Which brings us back to the candidate's choice in shoes. For the press, they serve as a convenient metaphor for a gentleman who, in their estimation, is trying too hard to fit in.
It's a problem a pair of Timberlands won't solve. Romney needs to show real fire -- which, to me, begins with firing back at those Republicans who mock him.
And it means deciding who he really is -- the technocratic moderate who showed up this week in New Hampshire trying to position himself toward the middle against big-name conservatives, or the rebranded social conservative who showed up in Michigan in 2007 trying to position himself to the right of big-name moderates?
- Comment (6)
- · Quote
- · UnfollowFollow (0)




Comments :
May '11
Re: Romney's Challenge: A Penny Loafer for His Thoughts
Fred Thompson is still irritated that the press described him as wearing Gucci loafers at the Iowa State Fair when he has never owned any Gucci loafers.
Aug '10
Re: Romney's Challenge: A Penny Loafer for His Thoughts
Bill Whalen:
And my favorite: dropping into Pat's King of Steaks in Philadelphia and ordering a steak with swiss cheese, which is sorta like asking a Parisian waiter for a bottle of ketchup to go with your beef bourguignon.
I'll give him a pass on that one as Cheez Whiz(tm) is just disgusting.
Aug '10
Re: Romney's Challenge: A Penny Loafer for His Thoughts
I feel a game coming on ! Grab that gaffe . Look how they deconstructed macaca, and they started by not being able to spell macaque.
Most rumors, evil thoughts, and snark has a momentum unmatched by other means. What is the saying, a rumor will circle the globe before the truth steps out the door.” ...
Press is circling drain.

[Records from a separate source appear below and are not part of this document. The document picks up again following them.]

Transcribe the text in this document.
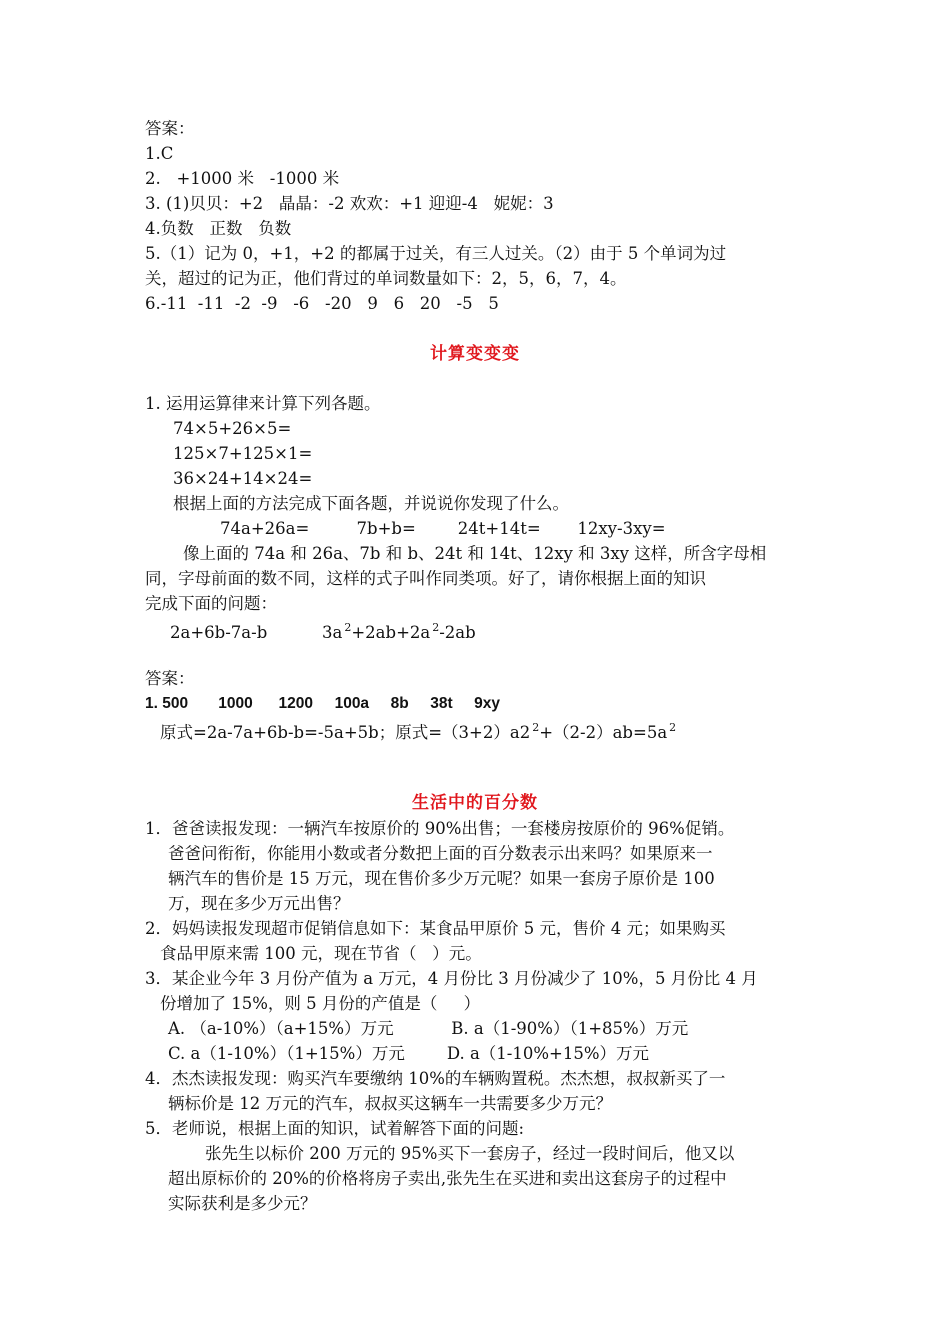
答案：
1.C
2.   +1000 米   -1000 米
3. (1)贝贝：+2   晶晶：-2 欢欢：+1 迎迎-4   妮妮：3
4.负数   正数   负数
5.（1）记为 0，+1，+2 的都属于过关，有三人过关。（2）由于 5 个单词为过
关，超过的记为正，他们背过的单词数量如下：2，5，6，7，4。
6.-11  -11  -2  -9   -6   -20   9   6   20   -5   5
计算变变变
1. 运用运算律来计算下列各题。
74×5+26×5=
125×7+125×1=
36×24+14×24=
根据上面的方法完成下面各题，并说说你发现了什么。
74a+26a=         7b+b=        24t+14t=       12xy-3xy=
像上面的 74a 和 26a、7b 和 b、24t 和 14t、12xy 和 3xy 这样，所含字母相
同，字母前面的数不同，这样的式子叫作同类项。好了，请你根据上面的知识
完成下面的问题：
2a+6b-7a-b	3a $^2$+2ab+2a $^2$-2ab
答案：
1. 500       1000      1200     100a     8b     38t     9xy
原式=2a-7a+6b-b=-5a+5b；原式=（3+2）a2 $^2$+（2-2）ab=5a $^2$
生活中的百分数
1．爸爸读报发现：一辆汽车按原价的 90%出售；一套楼房按原价的 96%促销。
爸爸问衔衔，你能用小数或者分数把上面的百分数表示出来吗？如果原来一
辆汽车的售价是 15 万元，现在售价多少万元呢？如果一套房子原价是 100
万，现在多少万元出售？
2．妈妈读报发现超市促销信息如下：某食品甲原价 5 元，售价 4 元；如果购买
食品甲原来需 100 元，现在节省（   ）元。
3．某企业今年 3 月份产值为 a 万元，4 月份比 3 月份减少了 10%，5 月份比 4 月
份增加了 15%，则 5 月份的产值是（     ）
A. （a-10%）（a+15%）万元           B. a（1-90%）（1+85%）万元
C. a（1-10%）（1+15%）万元        D. a（1-10%+15%）万元
4．杰杰读报发现：购买汽车要缴纳 10%的车辆购置税。杰杰想，叔叔新买了一
辆标价是 12 万元的汽车，叔叔买这辆车一共需要多少万元？
5．老师说，根据上面的知识，试着解答下面的问题:
张先生以标价 200 万元的 95%买下一套房子，经过一段时间后，他又以
超出原标价的 20%的价格将房子卖出,张先生在买进和卖出这套房子的过程中
实际获利是多少元？
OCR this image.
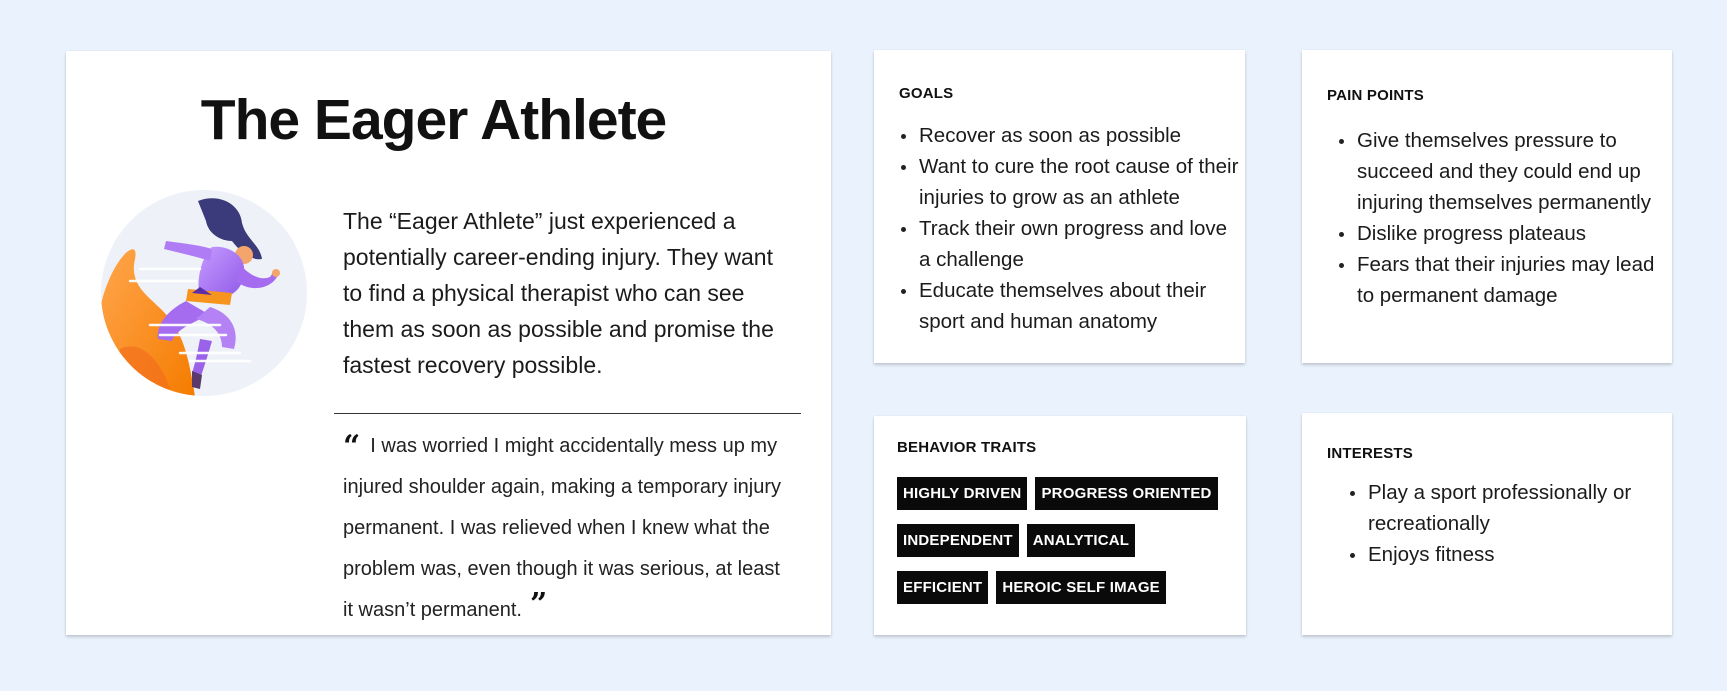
The Eager Athlete

The “Eager Athlete” just experienced a potentially career-ending injury. They want to find a physical therapist who can see them as soon as possible and promise the fastest recovery possible.

“ I was worried I might accidentally mess up my injured shoulder again, making a temporary injury permanent. I was relieved when I knew what the problem was, even though it was serious, at least it wasn’t permanent. ”

GOALS
Recover as soon as possible
Want to cure the root cause of their injuries to grow as an athlete
Track their own progress and love a challenge
Educate themselves about their sport and human anatomy
PAIN POINTS
Give themselves pressure to succeed and they could end up injuring themselves permanently
Dislike progress plateaus
Fears that their injuries may lead to permanent damage
BEHAVIOR TRAITS
HIGHLY DRIVEN	PROGRESS ORIENTED
INDEPENDENT	ANALYTICAL
EFFICIENT	HEROIC SELF IMAGE
INTERESTS
Play a sport professionally or recreationally
Enjoys fitness
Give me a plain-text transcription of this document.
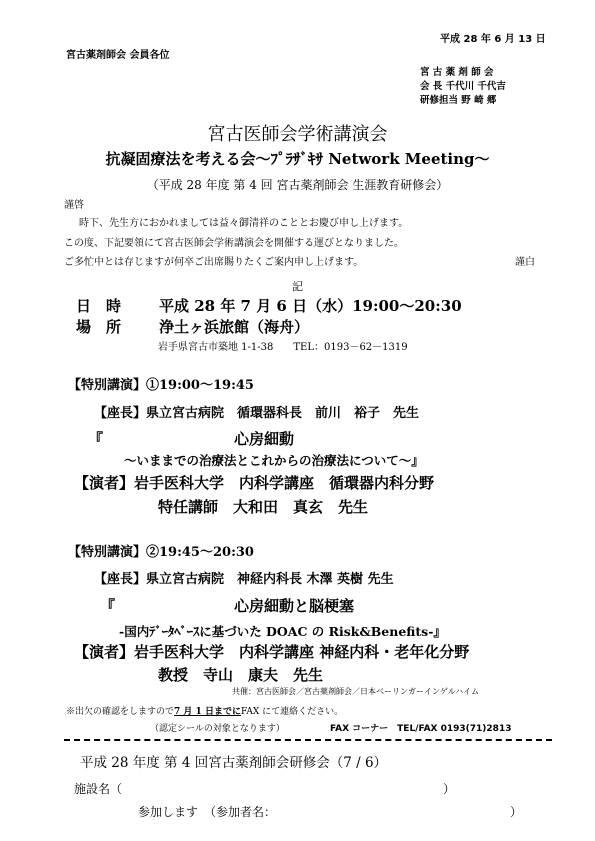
平成 28 年 6 月 13 日
宮古薬剤師会 会員各位
宮 古 薬 剤 師 会
会 長 千代川 千代吉
研修担当 野 崎 郷
宮古医師会学術講演会
抗凝固療法を考える会〜ﾌﾟﾗｻﾞｷｻ Network Meeting〜
（平成 28 年度 第 4 回 宮古薬剤師会 生涯教育研修会）
謹啓
時下、先生方におかれましては益々御清祥のこととお慶び申し上げます。
この度、下記要領にて宮古医師会学術講演会を開催する運びとなりました。
ご多忙中とは存じますが何卒ご出席賜りたくご案内申し上げます。	謹白
記
日　時	平成 28 年 7 月 6 日（水）19:00〜20:30
場　所	浄土ヶ浜旅館（海舟）
岩手県宮古市築地 1-1-38　　TEL：0193－62－1319
【特別講演】①19:00〜19:45
【座長】県立宮古病院　循環器科長　前川　裕子　先生
『	心房細動
〜いままでの治療法とこれからの治療法について〜』
【演者】岩手医科大学　内科学講座　循環器内科分野
特任講師　大和田　真玄　先生
【特別講演】②19:45〜20:30
【座長】県立宮古病院　神経内科長 木澤 英樹 先生
『	心房細動と脳梗塞
-国内ﾃﾞｰﾀﾍﾞｰｽに基づいた DOAC の Risk&Benefits-』
【演者】岩手医科大学　内科学講座 神経内科・老年化分野
教授　寺山　康夫　先生
共催：宮古医師会／宮古薬剤師会／日本ベーリンガーインゲルハイム
※出欠の確認をしますので7 月 1 日までにFAX にて連絡ください。
（認定シールの対象となります）	FAX コーナー　TEL/FAX 0193(71)2813
平成 28 年度 第 4 回宮古薬剤師会研修会（7 / 6）
施設名（	）
参加します　（参加者名：	）
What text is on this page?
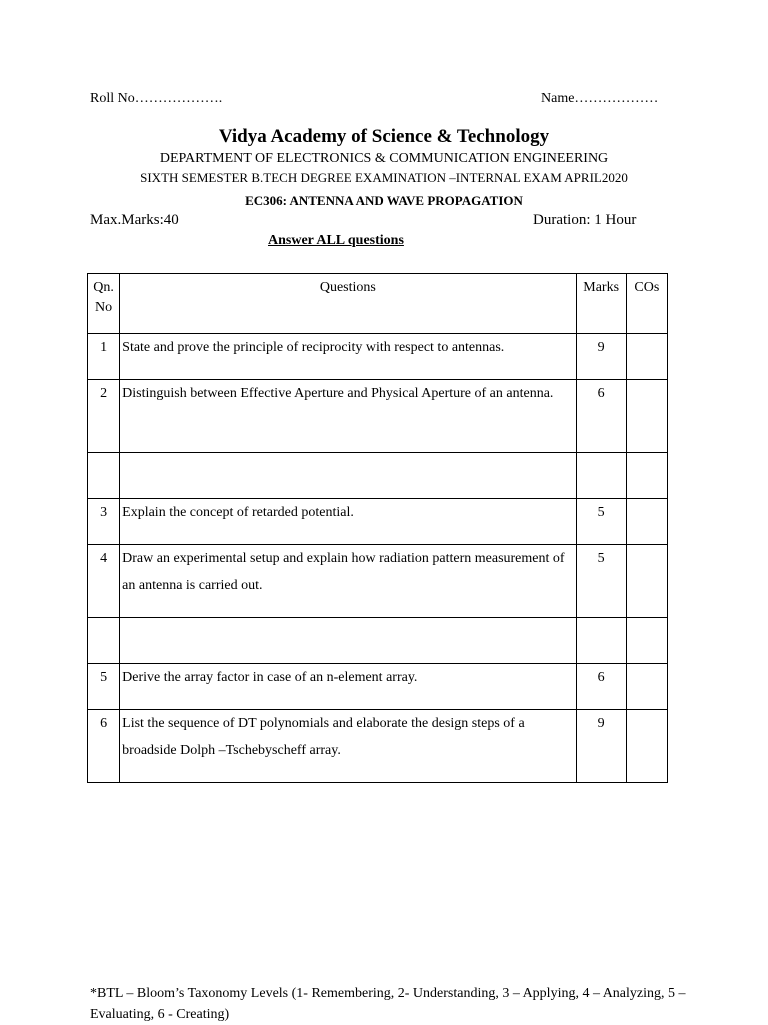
Roll No……………….	Name………………
Vidya Academy of Science & Technology
DEPARTMENT OF ELECTRONICS & COMMUNICATION ENGINEERING
SIXTH SEMESTER B.TECH DEGREE EXAMINATION –INTERNAL EXAM APRIL2020
EC306: ANTENNA AND WAVE PROPAGATION
Max.Marks:40	Duration: 1 Hour
Answer ALL questions
Qn.
No	Questions	Marks	COs

1	State and prove the principle of reciprocity with respect to antennas.	9	

2	Distinguish between Effective Aperture and Physical Aperture of an antenna.	6	

3	Explain the concept of retarded potential.	5	

4	Draw an experimental setup and explain how radiation pattern measurement of an antenna is carried out.	5	

5	Derive the array factor in case of an n-element array.	6	

6	List the sequence of DT polynomials and elaborate the design steps of a broadside Dolph –Tschebyscheff array.	9	

*BTL – Bloom’s Taxonomy Levels (1- Remembering, 2- Understanding, 3 – Applying, 4 – Analyzing, 5 – Evaluating, 6 - Creating)
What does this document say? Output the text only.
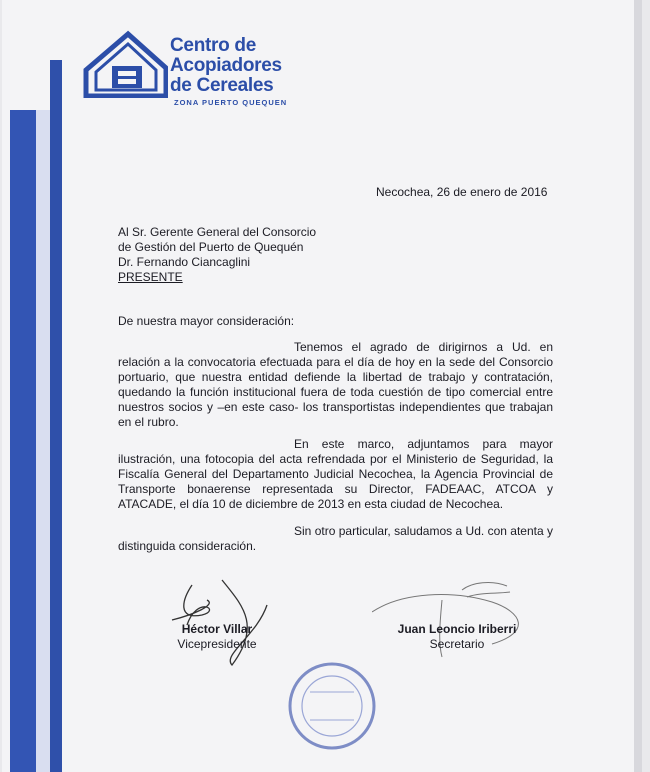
Centro de
Acopiadores
de Cereales
ZONA PUERTO QUEQUEN

Necochea, 26 de enero de 2016

Al Sr. Gerente General del Consorcio
de Gestión del Puerto de Quequén
Dr. Fernando Ciancaglini
PRESENTE

De nuestra mayor consideración:

Tenemos el agrado de dirigirnos a Ud. en relación a la convocatoria efectuada para el día de hoy en la sede del Consorcio portuario, que nuestra entidad defiende la libertad de trabajo y contratación, quedando la función institucional fuera de toda cuestión de tipo comercial entre nuestros socios y –en este caso- los transportistas independientes que trabajan en el rubro.

En este marco, adjuntamos para mayor ilustración, una fotocopia del acta refrendada por el Ministerio de Seguridad, la Fiscalía General del Departamento Judicial Necochea, la Agencia Provincial de Transporte bonaerense representada su Director, FADEAAC, ATCOA y ATACADE, el día 10 de diciembre de 2013 en esta ciudad de Necochea.

Sin otro particular, saludamos a Ud. con atenta y distinguida consideración.

Héctor Villar
Vicepresidente
Juan Leoncio Iriberri
Secretario
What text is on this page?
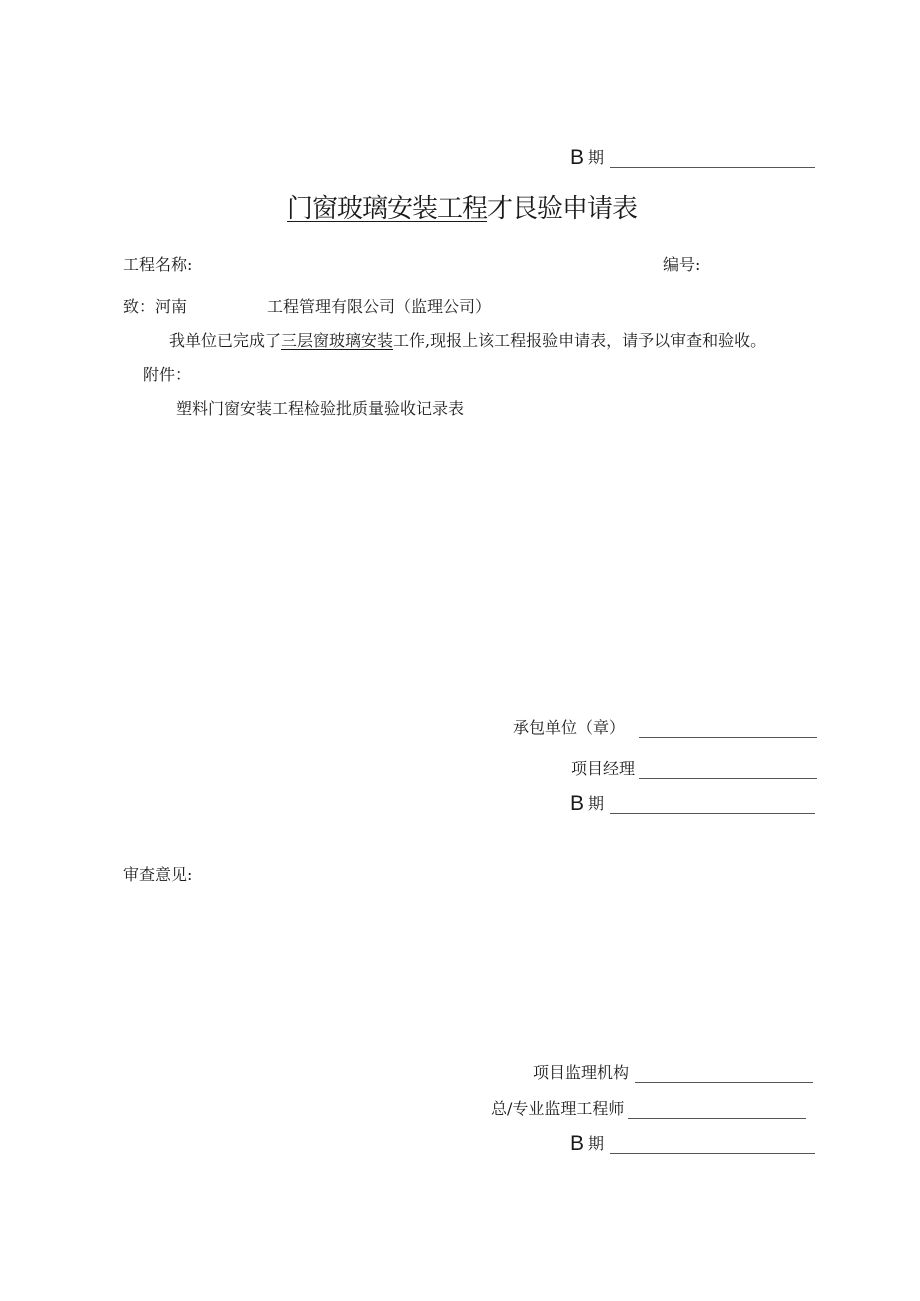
B 期
门窗玻璃安装工程才艮验申请表
工程名称:	编号:
致：河南	工程管理有限公司（监理公司）
我单位已完成了三层窗玻璃安装工作,现报上该工程报验申请表，请予以审查和验收。
附件：
塑料门窗安装工程检验批质量验收记录表
承包单位（章）
项目经理
B 期
审查意见:
项目监理机构
总/专业监理工程师
B 期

It's why I'm here.
Mar '11
Re: Romney's Challenge: A Penny Loafer for His Thoughts
They won't dare go near Sarah's shoes. That lady does have taste.
May '10
Re: Romney's Challenge: A Penny Loafer for His Thoughts
Bill Whalen:
And it means deciding who he really is -- the technocratic moderate who showed up this week in New Hampshire trying to position himself toward the middle against big-name conservatives, or the rebranded social conservative who showed up in Michigan in 2007 trying to position himself to the right of big-name moderates? ·
But I think the real problem Bill is that the Republican electorate neither needs nor wants either of those figures. They want someone with core principles and that's the real trouble. Mitt Romney's biggest problem is that his style is a generation too late. He might have triumphed in the primaries over Bob Dole.
Nov '10
Re: Romney's Challenge: A Penny Loafer for His Thoughts
Trace Urdan
Mitt Romney's biggest problem is that his style is a generation too late. He might have triumphed in the primaries over Bob Dole.
I would never describe the "style" of a talented donut maker as too late for anything! And any comparison to Dole is irrelevant; Dole had impressive military credentials, but zero private sector gravitas.